Who killed Michael Jackson?
By Yolie Cerda 05/20/2010
Last year, we were all shocked by the sudden death of an American idol. He had been an idol all his life. No one, but no one, saw it coming. No one expected that he would leave us so quickly; in fact, we all thought he would live forever. After all, this is what a living legend does, right? He is not supposed to die. So, lo and behold, when Michael Jackson (MJ) died, most of us did not know what to do, how to act, what to say, how to respond. It shattered us beyond belief. How could this happen … to him? Isn’t he the King of Pop? He couldn’t have died; he had a role to fulfill. Besides, multitudes of his devotees eagerly anticipated his performances at all his sold-out concerts.
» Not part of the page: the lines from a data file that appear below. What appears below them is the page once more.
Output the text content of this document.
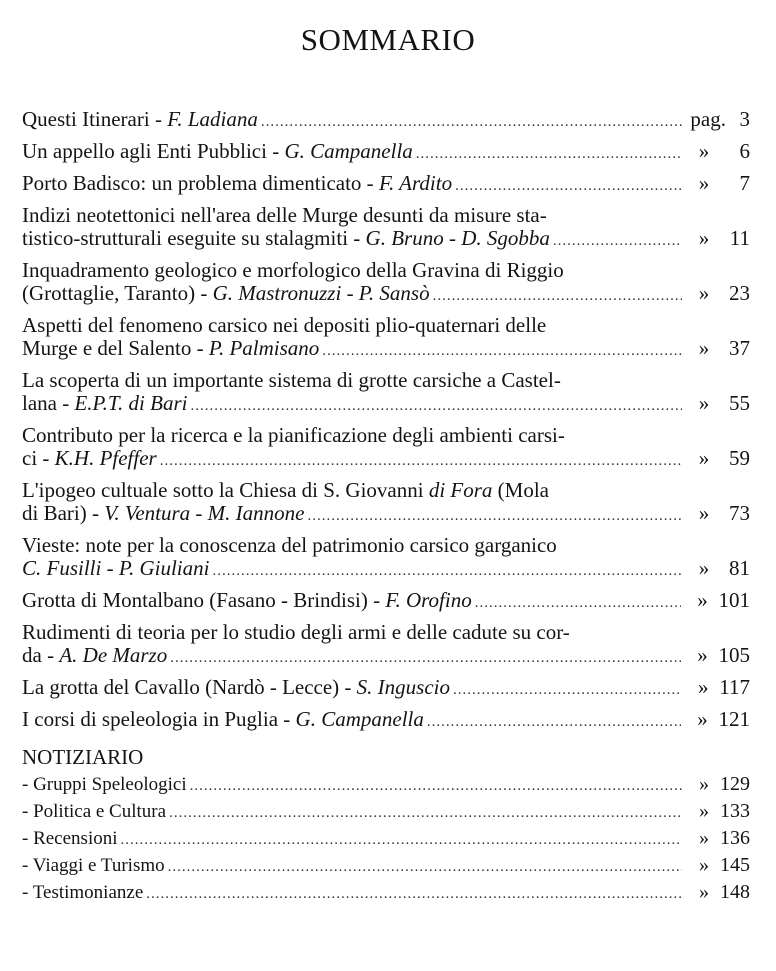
SOMMARIO
Questi Itinerari - F. Ladiana .....	pag. 3
Un appello agli Enti Pubblici - G. Campanella .....	»	6
Porto Badisco: un problema dimenticato - F. Ardito .....	»	7
Indizi neotettonici nell'area delle Murge desunti da misure sta-
tistico-strutturali eseguite su stalagmiti - G. Bruno - D. Sgobba .....	» 11
Inquadramento geologico e morfologico della Gravina di Riggio
(Grottaglie, Taranto) - G. Mastronuzzi - P. Sansò .....	» 23
Aspetti del fenomeno carsico nei depositi plio-quaternari delle
Murge e del Salento - P. Palmisano .....	» 37
La scoperta di un importante sistema di grotte carsiche a Castel-
lana - E.P.T. di Bari .....	» 55
Contributo per la ricerca e la pianificazione degli ambienti carsi-
ci - K.H. Pfeffer .....	» 59
L'ipogeo cultuale sotto la Chiesa di S. Giovanni di Fora (Mola
di Bari) - V. Ventura - M. Iannone .....	» 73
Vieste: note per la conoscenza del patrimonio carsico garganico
C. Fusilli - P. Giuliani .....	» 81
Grotta di Montalbano (Fasano - Brindisi) - F. Orofino .....	» 101
Rudimenti di teoria per lo studio degli armi e delle cadute su cor-
da - A. De Marzo .....	» 105
La grotta del Cavallo (Nardò - Lecce) - S. Inguscio .....	» 117
I corsi di speleologia in Puglia - G. Campanella .....	» 121
NOTIZIARIO
- Gruppi Speleologici .....	» 129
- Politica e Cultura .....	» 133
- Recensioni .....	» 136
- Viaggi e Turismo .....	» 145
- Testimonianze .....	» 148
But no, it WAS true; MJ had indeed passed away at his home in Southern California on June 25, 2009. They weren’t rumors after all. Naturally, we all ran to confirm that these weren’t just rumors; sure enough, they were all true. We walked around stunned for the rest of the day. How did this happen? Who was responsible? A myriad of questions swirled around in our minds, and confusion reigned supreme. How were we possibly going to continue living without MJ in our lives? Even if we rarely listened to his music, he was a part of our daily lives, like it or not.
And this is why I pen these words — because I believe there is something much more intrinsic going on here. For you see, my friend, MJ had no privacy. He couldn’t walk, or breathe, or think … or move without the blinding camera flashes going off like machine guns in every direction he turned. They have become piranhas; the paparazzi have gone mad. They don’t care about people’s lives, or children, or need for peace and solace …. My heart hurts for MJ; it truly does.
MJ and I grew up in the same era; this is the only thing we have in common. I was able to run, and skip, and jump, and play as long as I wanted. I was able to go to college. I was able to get married, and have babies … and get divorced in peace. MJ didn’t get to do any of these things. He couldn’t take a walk without a pack of savage wolves trailing him, snapping pictures left and right, each hoping to get the perfect shot to earn fame and fortune before the world. Wolves have a way of imposing themselves in the most unexpected manner; they sneak and poke around in search of prey.
And so I pen this in honor of MJ — a man who never got to be a man, a child who never got to be a child. A man who lived and died a very desperate, lonely life. He never got to know himself, for he never had the freedom to do so.
So who killed MJ? In my opinion, we did. We couldn’t get enough of him. We couldn’t let him live his own life. We couldn’t let him make mistakes. We couldn’t let him be human. The tabloids devoured him, piece by piece. When will we learn, folks, to let pop stars and celebs just be? They have a need for freedom, just as we do. They don’t want to have to look good wherever they go. Sometimes I take my kids to school in my Tigger pajamas. One time, my kids locked me out of our family vehicle just to get a good laugh. I stood outside my door, begging them to let me in before the entire neighborhood saw me.
MJ couldn’t do that. Oh, no, he would have been plastered all over the tabloids the very next morning, in his Tigger pajamas. So, hey Michael, at least you have peace now; at least you can run and play and laugh and scream as loudly as you want. I’m so sorry you never got to do these things while you were in our midst. We were too selfish to let you live your own life. We had an insatiable hunger to know everything about you. No matter which way you turned, we were there, clicking away like crazed maniacs. On some days we adored you, and yet on others we loathed the mere utterance of your name.
Some people would say you did this to yourself … that you wanted the adoration of the masses, that you couldn’t live your life without the flashing cameras. I don’t think so. It’s human nature to seek freedom and comfort and relaxation. It’s human nature to pursue wholeness through the company of others. Most of all, it’s perfectly normal to want to be left alone. Sure, you were meant to be on stage and become famous, but that didn’t mean we needed to destroy your privacy. That didn’t mean we needed to run your life into the ground … literally and figuratively.
Yolie Cerda, mother of five, is a freelance writer currently developing a multimedia-style teen curriculum: The ABC’s of Life: a Survival Guide for Today’s Teens, and writing a book: The Pursuit of a Dream. Yolie resides in Santa Paula and loves the County of Ventura with all her heart.